Les athlètes médaillées d’or du 4x100 m aux JIOI 2023 à Alarobia.

Longtemps fierté du sport national, l’athlétisme malgache a vu son influence s’éroder au fil des deux dernières décennies. De Jean-Louis Ravelomanantsoa, finaliste olympique en 1968, aux générations brillantes des années 90 et 2000, Madagascar faisait figure de référence sur les pistes africaines. Aujourd’hui, les records stagnent, les compétitions se raréfient et la discipline a quasiment disparu de l’espace public.

À l’approche de l’élection du futur président de la Fédération malagasy d’athlétisme, dont trois candidats sont déjà déclarés – Dominique Raherison, président en exercice, Norolalao Andriamahazo, ancienne présidente, et Jean de la Croix Mahatana, ancien athlète et multiple champion national –, les voix du passé se font entendre pour tirer la sonnette d’alarme.

Pour Indépendance Lahimana, dit Depa Sakaraha, le problème est d’abord économique. « Les entreprises et les responsables politiques ne s’intéressent plus à l’athlétisme. Les bailleurs privilégient les disciplines à forte audience comme le basketball ou le football. Et l’athlétisme, lui, n’obtient presque rien lorsqu’il demande de l’aide », ajoute-t-il.

Des choix décisifs

La crise est aussi structurelle. Les sports scolaires, autrefois principal vivier de talents, ont pratiquement disparu. Les ligues régionales sont freinées par le coût des déplacements, tandis que les clubs capables d’assurer la formation deviennent rares, surtout dans les régions. Le lien qui permettait aux jeunes de passer de l’école au haut niveau s’est progressivement rompu.

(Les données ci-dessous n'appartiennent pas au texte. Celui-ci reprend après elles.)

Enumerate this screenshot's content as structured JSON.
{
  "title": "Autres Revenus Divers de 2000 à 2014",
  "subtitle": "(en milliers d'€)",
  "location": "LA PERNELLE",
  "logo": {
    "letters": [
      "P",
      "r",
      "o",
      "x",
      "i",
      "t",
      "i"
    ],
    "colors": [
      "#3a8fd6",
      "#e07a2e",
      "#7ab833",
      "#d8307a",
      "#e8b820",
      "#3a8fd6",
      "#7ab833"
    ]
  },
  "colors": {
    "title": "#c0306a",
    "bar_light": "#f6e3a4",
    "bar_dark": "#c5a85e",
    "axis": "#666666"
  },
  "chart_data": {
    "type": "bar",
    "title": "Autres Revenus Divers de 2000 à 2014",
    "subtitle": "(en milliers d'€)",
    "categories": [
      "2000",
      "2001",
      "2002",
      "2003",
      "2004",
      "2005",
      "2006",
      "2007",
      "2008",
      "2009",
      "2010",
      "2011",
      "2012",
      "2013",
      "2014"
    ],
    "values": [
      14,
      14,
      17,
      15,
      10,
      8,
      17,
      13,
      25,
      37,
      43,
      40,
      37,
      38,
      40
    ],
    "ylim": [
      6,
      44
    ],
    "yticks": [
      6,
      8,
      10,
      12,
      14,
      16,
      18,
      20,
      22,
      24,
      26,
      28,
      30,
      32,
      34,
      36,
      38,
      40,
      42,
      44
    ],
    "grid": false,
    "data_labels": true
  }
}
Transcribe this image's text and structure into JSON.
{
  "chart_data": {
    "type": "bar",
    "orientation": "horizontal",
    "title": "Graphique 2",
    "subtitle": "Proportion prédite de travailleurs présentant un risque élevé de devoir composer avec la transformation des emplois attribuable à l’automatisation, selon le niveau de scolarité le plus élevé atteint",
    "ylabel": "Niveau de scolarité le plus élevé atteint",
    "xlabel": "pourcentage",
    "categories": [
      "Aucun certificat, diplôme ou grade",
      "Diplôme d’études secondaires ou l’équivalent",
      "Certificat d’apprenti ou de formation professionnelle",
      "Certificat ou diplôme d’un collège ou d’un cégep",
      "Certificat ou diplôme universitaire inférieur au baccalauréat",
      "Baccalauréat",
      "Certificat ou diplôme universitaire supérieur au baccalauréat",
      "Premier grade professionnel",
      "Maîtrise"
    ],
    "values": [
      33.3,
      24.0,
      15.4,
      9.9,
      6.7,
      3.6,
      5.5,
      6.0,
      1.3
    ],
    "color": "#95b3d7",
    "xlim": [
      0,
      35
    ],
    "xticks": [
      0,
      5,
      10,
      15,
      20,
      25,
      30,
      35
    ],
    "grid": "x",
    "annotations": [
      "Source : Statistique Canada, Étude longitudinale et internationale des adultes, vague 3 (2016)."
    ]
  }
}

Le manque d’infrastructures adéquates aggrave la situation. La majorité des athlètes s’entraînent encore sur des pistes en terre, sans matériel moderne ni suivi adéquat. « Sans infrastructures, il est impossible d’obtenir de bonnes performances. À l’heure des pistes synthétiques et des centres de haut niveau, Madagascar part avec plusieurs longueurs de retard », confie Depa Sakaraha.

Quant à Joseph-Berlioz Randriamihaja, ancien athlète, champion d’Afrique en 110 m haies, il parle sans détour de la réalité de l’athlétisme du pays : « L’équipe dirigeante actuelle a écarté les techniciens expérimentés et quel est le bilan de son mandat de quatre ans ? ». Et lui de continuer : « Pour relancer l’athlétisme, il faut un changement de mentalité, le retour aux sports scolaires et la détection des talents à l’échelle nationale. Les athlètes qui réalisent de bonnes performances doivent être orientés vers des centres de formation. Il faut en finir avec le copinage et la recherche de gloire personnelle des dirigeants ».

Dans ce contexte, l’élection de février apparaît comme un tournant. Les trois candidats sont attendus sur un projet clair : relancer le sport scolaire, reconstruire un réseau de clubs, attirer des sponsors privés et investir dans les équipements, la mise en valeur des épreuves techniques - sauts et lancers - et l’installation de pistes synthétiques dans les chefs-lieux de région ou, tout au moins, dans les bastions historiques de l’athlétisme.

Donné Raherinjatovo

1 Commentaires

  1. Athlétisme, judo, lutte, haltérophile, voilà les seuls sports qui pourraient représenter notre pays sur le plan mondial comme les J.O, le reste n'est que petit cinéma continental. Alors, on fait quoi ???